Recall Dunleavy Campaign Begins Collecting Signatures In Bethel

Mar 2, 2020

Recall Dunleavy volunteers Beverly Hoffman (left) and Kathy Hanson collect campaign signatures at the Bethel Cultural Center on Feb. 27, 2020.
Credit Courtesy of Beverly Hoffman

The campaign to remove Gov. Mike Dunleavy from office has come to Bethel. Volunteers with Recall Dunleavy began collecting signatures last week in the Yukon-Kuskokwim Delta hub. More than 71,000 registered voters across the state need to sign the recall petition in order to bring it to a vote. KYUK talked with the Bethel volunteers on their first day of signature gathering.

In their first 40 minutes, campaign volunteers Beverly Hoffman and Kathy Hanson have collected 29 signatures and registered three new voters.

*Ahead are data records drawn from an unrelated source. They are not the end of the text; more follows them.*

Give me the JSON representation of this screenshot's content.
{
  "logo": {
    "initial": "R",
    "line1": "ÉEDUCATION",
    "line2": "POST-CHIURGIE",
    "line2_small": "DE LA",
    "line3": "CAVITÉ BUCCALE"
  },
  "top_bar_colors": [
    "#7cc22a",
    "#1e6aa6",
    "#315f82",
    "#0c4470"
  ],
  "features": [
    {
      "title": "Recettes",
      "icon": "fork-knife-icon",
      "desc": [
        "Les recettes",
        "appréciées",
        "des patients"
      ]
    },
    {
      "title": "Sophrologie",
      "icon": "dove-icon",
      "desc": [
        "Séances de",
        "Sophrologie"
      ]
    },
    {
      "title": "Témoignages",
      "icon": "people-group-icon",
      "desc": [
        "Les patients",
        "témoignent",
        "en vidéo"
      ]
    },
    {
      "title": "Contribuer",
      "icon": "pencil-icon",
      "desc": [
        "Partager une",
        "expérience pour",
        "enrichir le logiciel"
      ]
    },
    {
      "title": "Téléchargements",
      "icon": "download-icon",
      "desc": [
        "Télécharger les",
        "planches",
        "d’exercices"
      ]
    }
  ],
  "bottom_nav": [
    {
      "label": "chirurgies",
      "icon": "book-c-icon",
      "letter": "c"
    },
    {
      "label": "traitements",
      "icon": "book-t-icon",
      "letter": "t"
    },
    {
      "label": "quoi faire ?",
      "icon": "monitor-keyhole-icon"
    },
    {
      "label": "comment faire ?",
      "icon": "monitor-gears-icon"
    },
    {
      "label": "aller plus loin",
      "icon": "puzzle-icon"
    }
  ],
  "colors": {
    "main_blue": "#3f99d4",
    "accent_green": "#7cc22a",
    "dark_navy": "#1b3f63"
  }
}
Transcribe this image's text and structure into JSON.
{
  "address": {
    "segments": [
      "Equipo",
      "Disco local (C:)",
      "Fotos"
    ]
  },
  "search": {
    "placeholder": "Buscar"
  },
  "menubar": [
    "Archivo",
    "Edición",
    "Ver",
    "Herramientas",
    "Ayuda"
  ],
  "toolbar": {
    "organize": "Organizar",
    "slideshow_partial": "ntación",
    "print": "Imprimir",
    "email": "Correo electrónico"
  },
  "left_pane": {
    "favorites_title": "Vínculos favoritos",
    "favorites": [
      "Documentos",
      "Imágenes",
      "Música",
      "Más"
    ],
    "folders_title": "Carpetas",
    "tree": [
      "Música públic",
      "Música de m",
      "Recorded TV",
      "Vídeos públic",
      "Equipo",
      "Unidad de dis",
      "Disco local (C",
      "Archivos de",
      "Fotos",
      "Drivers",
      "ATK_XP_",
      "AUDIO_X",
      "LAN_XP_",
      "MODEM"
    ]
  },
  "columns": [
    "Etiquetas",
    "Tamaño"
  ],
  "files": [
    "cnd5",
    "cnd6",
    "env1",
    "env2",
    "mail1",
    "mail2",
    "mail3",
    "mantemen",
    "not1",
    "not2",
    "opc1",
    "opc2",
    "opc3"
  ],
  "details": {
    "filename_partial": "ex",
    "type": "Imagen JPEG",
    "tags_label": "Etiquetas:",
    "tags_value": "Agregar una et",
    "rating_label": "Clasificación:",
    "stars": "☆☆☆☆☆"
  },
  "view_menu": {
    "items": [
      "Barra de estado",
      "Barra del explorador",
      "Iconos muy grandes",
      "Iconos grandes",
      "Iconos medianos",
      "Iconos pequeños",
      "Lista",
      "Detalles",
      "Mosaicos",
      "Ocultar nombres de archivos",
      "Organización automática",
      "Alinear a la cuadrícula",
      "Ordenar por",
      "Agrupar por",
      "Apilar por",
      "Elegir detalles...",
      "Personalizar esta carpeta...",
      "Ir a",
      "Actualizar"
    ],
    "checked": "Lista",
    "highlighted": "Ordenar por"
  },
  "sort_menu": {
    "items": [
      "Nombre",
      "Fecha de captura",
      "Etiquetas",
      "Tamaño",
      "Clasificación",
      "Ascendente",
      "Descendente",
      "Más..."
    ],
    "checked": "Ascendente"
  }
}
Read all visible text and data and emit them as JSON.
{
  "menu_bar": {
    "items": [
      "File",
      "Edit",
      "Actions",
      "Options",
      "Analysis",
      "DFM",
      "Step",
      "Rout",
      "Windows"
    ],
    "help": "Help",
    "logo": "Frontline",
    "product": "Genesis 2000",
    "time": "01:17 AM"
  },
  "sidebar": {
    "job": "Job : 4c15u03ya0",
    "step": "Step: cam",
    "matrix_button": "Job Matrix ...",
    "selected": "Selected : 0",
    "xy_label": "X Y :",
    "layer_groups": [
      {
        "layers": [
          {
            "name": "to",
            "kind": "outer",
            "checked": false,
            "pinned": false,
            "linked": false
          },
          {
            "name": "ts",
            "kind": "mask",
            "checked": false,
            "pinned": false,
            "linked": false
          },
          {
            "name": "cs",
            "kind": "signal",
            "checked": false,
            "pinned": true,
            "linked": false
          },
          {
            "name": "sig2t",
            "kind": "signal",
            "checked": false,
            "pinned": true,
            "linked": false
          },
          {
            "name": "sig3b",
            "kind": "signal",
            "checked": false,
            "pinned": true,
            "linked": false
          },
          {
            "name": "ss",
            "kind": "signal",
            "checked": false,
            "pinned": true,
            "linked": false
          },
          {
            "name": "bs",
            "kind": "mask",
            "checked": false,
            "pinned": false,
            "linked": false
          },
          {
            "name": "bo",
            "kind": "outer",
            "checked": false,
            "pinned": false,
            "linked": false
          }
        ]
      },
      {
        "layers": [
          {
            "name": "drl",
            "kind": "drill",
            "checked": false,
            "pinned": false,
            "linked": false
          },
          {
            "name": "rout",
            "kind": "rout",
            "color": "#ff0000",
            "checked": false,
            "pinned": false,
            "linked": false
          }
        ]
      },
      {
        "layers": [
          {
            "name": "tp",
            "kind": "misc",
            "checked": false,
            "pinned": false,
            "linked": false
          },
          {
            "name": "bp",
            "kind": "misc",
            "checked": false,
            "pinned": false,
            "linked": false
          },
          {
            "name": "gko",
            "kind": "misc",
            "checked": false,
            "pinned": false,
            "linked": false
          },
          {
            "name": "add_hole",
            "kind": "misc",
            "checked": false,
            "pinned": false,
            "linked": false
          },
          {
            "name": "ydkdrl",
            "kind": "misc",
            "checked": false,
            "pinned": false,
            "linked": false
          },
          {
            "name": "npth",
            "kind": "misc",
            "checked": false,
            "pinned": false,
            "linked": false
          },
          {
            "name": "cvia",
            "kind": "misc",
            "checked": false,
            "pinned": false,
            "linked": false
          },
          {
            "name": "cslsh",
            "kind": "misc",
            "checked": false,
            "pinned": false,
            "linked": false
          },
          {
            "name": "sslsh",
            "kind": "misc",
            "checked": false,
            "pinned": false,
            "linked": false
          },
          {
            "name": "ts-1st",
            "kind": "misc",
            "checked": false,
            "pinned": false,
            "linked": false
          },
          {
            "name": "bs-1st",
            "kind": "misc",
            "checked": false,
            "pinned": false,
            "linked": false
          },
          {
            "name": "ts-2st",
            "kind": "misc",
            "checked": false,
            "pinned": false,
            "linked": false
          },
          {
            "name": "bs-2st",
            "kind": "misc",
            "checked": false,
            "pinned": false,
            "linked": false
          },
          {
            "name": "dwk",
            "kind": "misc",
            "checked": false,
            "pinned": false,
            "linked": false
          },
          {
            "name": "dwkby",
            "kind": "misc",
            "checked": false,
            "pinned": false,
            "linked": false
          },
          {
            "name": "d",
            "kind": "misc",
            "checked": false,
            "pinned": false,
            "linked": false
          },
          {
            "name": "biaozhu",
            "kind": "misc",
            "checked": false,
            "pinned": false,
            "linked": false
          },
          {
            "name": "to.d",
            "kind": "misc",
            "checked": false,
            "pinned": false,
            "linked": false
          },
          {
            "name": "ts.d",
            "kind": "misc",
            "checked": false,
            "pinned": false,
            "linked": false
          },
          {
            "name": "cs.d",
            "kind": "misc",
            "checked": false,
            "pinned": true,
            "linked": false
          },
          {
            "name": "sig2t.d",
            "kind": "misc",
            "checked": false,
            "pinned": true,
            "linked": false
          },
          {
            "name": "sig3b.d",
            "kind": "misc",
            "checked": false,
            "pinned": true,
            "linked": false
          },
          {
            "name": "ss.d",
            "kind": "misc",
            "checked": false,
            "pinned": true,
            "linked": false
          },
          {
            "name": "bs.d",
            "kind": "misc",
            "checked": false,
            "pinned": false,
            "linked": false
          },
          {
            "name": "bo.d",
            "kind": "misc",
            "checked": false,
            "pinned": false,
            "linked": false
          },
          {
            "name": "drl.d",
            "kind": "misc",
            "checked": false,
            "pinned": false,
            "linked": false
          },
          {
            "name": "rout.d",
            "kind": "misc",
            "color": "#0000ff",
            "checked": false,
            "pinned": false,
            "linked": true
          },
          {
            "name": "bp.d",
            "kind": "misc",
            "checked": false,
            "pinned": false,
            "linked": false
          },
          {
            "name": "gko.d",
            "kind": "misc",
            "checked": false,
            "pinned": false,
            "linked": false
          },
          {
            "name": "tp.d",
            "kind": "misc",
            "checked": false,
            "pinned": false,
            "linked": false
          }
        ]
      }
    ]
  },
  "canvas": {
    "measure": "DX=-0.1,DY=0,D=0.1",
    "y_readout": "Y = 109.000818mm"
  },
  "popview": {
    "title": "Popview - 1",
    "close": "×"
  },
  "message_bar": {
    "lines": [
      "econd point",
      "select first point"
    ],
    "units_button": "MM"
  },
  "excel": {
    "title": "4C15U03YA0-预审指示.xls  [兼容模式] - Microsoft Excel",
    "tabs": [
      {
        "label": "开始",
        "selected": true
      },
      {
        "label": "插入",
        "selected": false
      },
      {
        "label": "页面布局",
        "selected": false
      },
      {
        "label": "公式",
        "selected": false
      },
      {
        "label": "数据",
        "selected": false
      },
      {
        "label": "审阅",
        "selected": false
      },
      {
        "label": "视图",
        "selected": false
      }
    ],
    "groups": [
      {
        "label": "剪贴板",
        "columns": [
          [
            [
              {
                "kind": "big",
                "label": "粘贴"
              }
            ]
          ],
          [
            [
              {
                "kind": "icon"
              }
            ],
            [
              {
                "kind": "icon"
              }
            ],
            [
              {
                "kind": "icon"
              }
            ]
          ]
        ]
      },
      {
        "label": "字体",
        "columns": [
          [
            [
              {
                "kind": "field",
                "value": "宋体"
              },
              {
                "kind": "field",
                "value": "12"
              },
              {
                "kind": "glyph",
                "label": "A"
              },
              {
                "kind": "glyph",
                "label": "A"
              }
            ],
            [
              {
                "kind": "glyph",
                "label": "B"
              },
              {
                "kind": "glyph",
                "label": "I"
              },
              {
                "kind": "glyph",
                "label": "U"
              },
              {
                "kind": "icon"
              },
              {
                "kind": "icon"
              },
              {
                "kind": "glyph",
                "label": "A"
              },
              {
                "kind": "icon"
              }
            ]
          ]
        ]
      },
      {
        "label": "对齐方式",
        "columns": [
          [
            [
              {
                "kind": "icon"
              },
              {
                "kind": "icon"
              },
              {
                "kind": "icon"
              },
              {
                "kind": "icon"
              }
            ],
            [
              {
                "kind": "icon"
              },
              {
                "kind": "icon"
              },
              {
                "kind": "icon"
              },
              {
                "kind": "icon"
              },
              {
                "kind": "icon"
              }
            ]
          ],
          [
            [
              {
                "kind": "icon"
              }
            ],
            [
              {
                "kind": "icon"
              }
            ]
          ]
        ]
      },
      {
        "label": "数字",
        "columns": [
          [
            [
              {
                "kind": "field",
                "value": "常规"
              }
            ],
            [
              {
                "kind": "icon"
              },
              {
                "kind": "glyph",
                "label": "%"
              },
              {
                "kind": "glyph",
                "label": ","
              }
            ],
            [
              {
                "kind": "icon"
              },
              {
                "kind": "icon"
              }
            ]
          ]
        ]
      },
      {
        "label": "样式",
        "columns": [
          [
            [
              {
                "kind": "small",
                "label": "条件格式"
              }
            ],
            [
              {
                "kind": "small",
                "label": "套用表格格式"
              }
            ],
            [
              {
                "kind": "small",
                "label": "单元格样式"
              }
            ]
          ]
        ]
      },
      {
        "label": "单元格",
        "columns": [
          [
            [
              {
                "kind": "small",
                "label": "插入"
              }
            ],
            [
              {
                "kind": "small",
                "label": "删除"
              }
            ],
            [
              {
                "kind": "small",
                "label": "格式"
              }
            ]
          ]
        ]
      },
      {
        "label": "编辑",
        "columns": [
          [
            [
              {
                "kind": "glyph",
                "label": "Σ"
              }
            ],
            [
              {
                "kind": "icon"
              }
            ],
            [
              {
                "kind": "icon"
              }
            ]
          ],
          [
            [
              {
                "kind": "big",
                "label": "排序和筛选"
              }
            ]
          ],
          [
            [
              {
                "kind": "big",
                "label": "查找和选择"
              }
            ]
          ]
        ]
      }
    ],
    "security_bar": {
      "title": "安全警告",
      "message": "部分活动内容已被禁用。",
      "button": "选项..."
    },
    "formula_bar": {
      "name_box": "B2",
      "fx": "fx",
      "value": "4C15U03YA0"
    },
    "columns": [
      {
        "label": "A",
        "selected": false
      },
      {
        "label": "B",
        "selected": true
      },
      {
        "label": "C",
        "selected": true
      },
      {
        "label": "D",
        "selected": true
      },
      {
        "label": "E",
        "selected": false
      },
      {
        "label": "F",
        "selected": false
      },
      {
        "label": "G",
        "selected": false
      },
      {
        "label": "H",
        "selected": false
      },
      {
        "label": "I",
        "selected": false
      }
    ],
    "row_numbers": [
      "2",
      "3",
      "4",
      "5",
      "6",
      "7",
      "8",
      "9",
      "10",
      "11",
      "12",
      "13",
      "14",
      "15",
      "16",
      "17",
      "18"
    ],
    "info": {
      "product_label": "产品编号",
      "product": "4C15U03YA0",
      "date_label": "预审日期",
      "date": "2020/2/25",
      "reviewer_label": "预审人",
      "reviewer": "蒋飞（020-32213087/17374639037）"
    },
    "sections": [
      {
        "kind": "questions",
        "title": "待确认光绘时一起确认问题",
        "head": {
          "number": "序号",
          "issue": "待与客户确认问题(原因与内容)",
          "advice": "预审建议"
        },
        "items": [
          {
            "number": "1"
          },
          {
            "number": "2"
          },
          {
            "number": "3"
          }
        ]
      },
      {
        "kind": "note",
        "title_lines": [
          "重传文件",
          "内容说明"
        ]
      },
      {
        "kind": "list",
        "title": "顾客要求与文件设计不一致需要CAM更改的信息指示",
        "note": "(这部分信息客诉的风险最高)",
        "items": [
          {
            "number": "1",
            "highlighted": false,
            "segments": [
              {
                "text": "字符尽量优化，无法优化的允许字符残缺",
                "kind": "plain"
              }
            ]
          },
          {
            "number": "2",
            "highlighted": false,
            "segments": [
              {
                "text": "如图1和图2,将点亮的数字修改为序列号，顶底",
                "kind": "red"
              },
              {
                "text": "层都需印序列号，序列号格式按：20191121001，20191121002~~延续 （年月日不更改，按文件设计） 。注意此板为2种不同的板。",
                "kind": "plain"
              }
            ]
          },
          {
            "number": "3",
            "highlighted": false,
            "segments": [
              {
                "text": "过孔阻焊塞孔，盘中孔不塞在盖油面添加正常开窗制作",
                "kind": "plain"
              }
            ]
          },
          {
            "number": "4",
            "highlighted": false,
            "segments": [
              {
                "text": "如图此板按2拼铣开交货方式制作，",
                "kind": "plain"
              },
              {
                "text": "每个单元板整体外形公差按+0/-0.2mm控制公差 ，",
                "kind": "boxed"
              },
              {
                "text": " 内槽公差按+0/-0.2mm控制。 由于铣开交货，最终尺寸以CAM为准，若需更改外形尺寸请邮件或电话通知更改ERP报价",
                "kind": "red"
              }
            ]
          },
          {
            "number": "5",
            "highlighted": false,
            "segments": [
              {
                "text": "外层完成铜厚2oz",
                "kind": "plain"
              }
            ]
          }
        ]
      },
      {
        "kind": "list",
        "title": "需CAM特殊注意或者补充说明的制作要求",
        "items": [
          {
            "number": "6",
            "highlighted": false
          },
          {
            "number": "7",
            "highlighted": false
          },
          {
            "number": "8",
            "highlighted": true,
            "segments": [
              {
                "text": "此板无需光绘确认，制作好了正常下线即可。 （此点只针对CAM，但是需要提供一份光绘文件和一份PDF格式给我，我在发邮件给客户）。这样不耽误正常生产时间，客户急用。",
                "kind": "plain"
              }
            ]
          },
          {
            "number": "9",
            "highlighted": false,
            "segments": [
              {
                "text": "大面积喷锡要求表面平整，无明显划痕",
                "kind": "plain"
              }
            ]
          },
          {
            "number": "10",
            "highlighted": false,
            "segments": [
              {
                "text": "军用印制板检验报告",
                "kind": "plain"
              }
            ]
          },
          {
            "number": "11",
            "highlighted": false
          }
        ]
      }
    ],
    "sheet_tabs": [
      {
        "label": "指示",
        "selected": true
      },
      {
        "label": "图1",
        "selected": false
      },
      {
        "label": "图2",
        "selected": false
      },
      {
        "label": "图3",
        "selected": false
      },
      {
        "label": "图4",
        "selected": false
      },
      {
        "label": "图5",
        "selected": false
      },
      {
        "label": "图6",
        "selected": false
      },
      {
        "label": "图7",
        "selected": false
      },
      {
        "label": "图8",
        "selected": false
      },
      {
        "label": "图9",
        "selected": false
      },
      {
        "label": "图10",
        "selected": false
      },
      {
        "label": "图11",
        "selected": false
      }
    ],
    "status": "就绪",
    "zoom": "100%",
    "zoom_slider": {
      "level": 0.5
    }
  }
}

“Off to a good start,” Hoffman said.

The bipartisan campaign has four grounds for ousting the governor from office, all of which are still being reviewed in court. The petition claims that Dunleavy violated Alaska law by not appointing a judge within the time limit required by state statute. It claims that he misused state funds on political advertising. It claims that he violated separation-of-powers by inappropriately vetoing state funds. And it claims that he acted incompetently by mistakenly vetoing other state funds.

Beyond the legal reasons for recalling the governor, Hanson also finds fault in Dunleavy’s deep budget cuts. Last year, he voted $444 million from the state operating budget.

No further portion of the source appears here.